Presented at The Eleventh HOPE (2016)
July 22, 2016, 5 p.m.
For several years, law enforcement has been complaining that legal wiretaps are "going dark" (especially when encryption is used), and has been lobbying lawmakers to mandate "surveillance-friendly" technology that allows the government to break encryption and unlock devices under certain circumstances. At the same time, computer and network security is universally recognized to be in an increasingly dangerous state of peril, and technologists worry that "backdoor" mandates will only make things worse.
We've been here before, not long ago. In the 1990s, after the government proposed the "Clipper Chip" key escrow system, we had a similar debate with similar stakes.
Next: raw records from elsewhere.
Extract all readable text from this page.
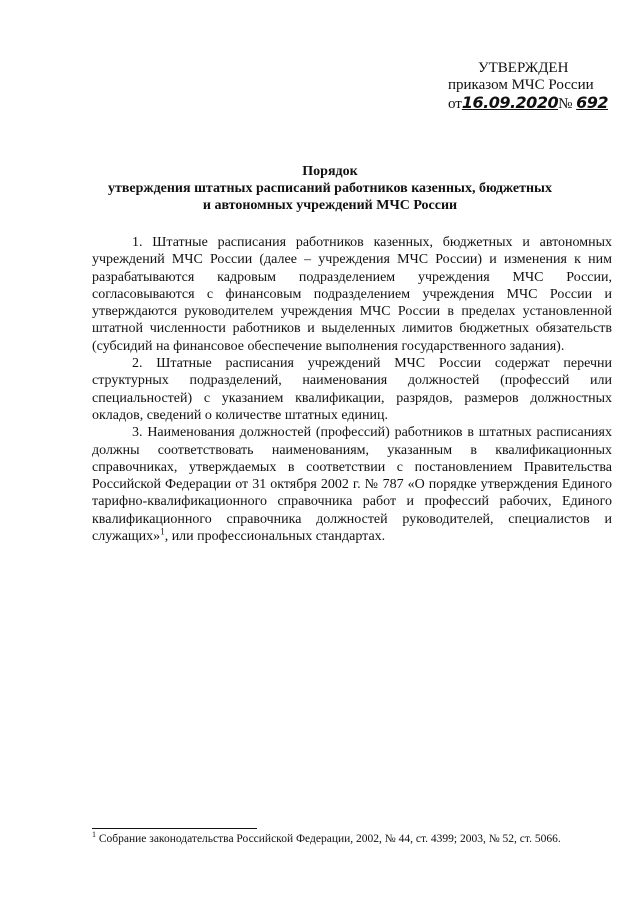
УТВЕРЖДЕН
приказом МЧС России
от16.09.2020№ 692
Порядок
утверждения штатных расписаний работников казенных, бюджетных
и автономных учреждений МЧС России

1. Штатные расписания работников казенных, бюджетных и автономных учреждений МЧС России (далее – учреждения МЧС России) и изменения к ним разрабатываются кадровым подразделением учреждения МЧС России, согласовываются с финансовым подразделением учреждения МЧС России и утверждаются руководителем учреждения МЧС России в пределах установленной штатной численности работников и выделенных лимитов бюджетных обязательств (субсидий на финансовое обеспечение выполнения государственного задания).

2. Штатные расписания учреждений МЧС России содержат перечни структурных подразделений, наименования должностей (профессий или специальностей) с указанием квалификации, разрядов, размеров должностных окладов, сведений о количестве штатных единиц.

3. Наименования должностей (профессий) работников в штатных расписаниях должны соответствовать наименованиям, указанным в квалификационных справочниках, утверждаемых в соответствии с постановлением Правительства Российской Федерации от 31 октября 2002 г. № 787 «О порядке утверждения Единого тарифно-квалификационного справочника работ и профессий рабочих, Единого квалификационного справочника должностей руководителей, специалистов и служащих»$^1$, или профессиональных стандартах.

$^1$ Собрание законодательства Российской Федерации, 2002, № 44, ст. 4399; 2003, № 52, ст. 5066.
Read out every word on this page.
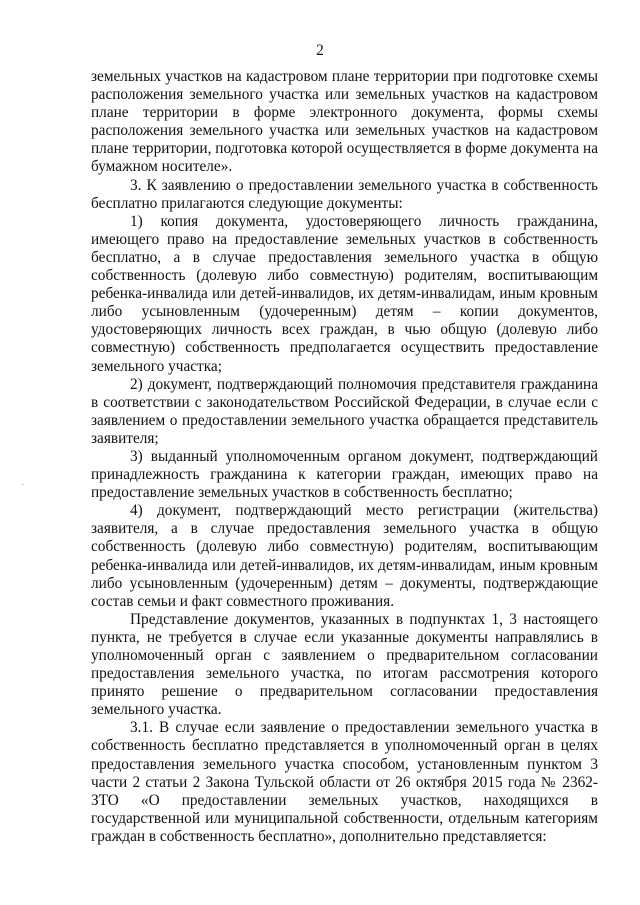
2

земельных участков на кадастровом плане территории при подготовке схемы расположения земельного участка или земельных участков на кадастровом плане территории в форме электронного документа, формы схемы расположения земельного участка или земельных участков на кадастровом плане территории, подготовка которой осуществляется в форме документа на бумажном носителе».

3. К заявлению о предоставлении земельного участка в собственность бесплатно прилагаются следующие документы:

1) копия документа, удостоверяющего личность гражданина, имеющего право на предоставление земельных участков в собственность бесплатно, а в случае предоставления земельного участка в общую собственность (долевую либо совместную) родителям, воспитывающим ребенка-инвалида или детей-инвалидов, их детям-инвалидам, иным кровным либо усыновленным (удочеренным) детям – копии документов, удостоверяющих личность всех граждан, в чью общую (долевую либо совместную) собственность предполагается осуществить предоставление земельного участка;

2) документ, подтверждающий полномочия представителя гражданина в соответствии с законодательством Российской Федерации, в случае если с заявлением о предоставлении земельного участка обращается представитель заявителя;

3) выданный уполномоченным органом документ, подтверждающий принадлежность гражданина к категории граждан, имеющих право на предоставление земельных участков в собственность бесплатно;

4) документ, подтверждающий место регистрации (жительства) заявителя, а в случае предоставления земельного участка в общую собственность (долевую либо совместную) родителям, воспитывающим ребенка-инвалида или детей-инвалидов, их детям-инвалидам, иным кровным либо усыновленным (удочеренным) детям – документы, подтверждающие состав семьи и факт совместного проживания.

Представление документов, указанных в подпунктах 1, 3 настоящего пункта, не требуется в случае если указанные документы направлялись в уполномоченный орган с заявлением о предварительном согласовании предоставления земельного участка, по итогам рассмотрения которого принято решение о предварительном согласовании предоставления земельного участка.

3.1. В случае если заявление о предоставлении земельного участка в собственность бесплатно представляется в уполномоченный орган в целях предоставления земельного участка способом, установленным пунктом 3 части 2 статьи 2 Закона Тульской области от 26 октября 2015 года № 2362-ЗТО «О предоставлении земельных участков, находящихся в государственной или муниципальной собственности, отдельным категориям граждан в собственность бесплатно», дополнительно представляется:

·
It was finally resolved when the government essentially gave up and finally allowed cryptography to proliferate.
This talk will review the current cryptography debate, will examine the risks of the "keys under doormats" that the FBI is asking for, and will explore technical alternatives that could satisfy the needs of law enforcement without making computer security more of a mess than it already is. In particular, Matt and Sandy will examine the viability, and risks, of law enforcement exploitation of existing vulnerabilities in targets' devices to obtain wiretap evidence.
Sandy Clark / Mouse
as Sandy Clark
Sandy Clark is a hacker and PhD candidate at the University of Pennsylvania. She studies the vulnerability life cycle, security vulnerabilities, and other interesting things.
Matt Blaze is a hacker and professor in the computer science department at the University of Pennsylvania. He's spoken at HOPE almost every time (he missed the second), and has testified before Congress on the issues presented in his HOPE talk this year.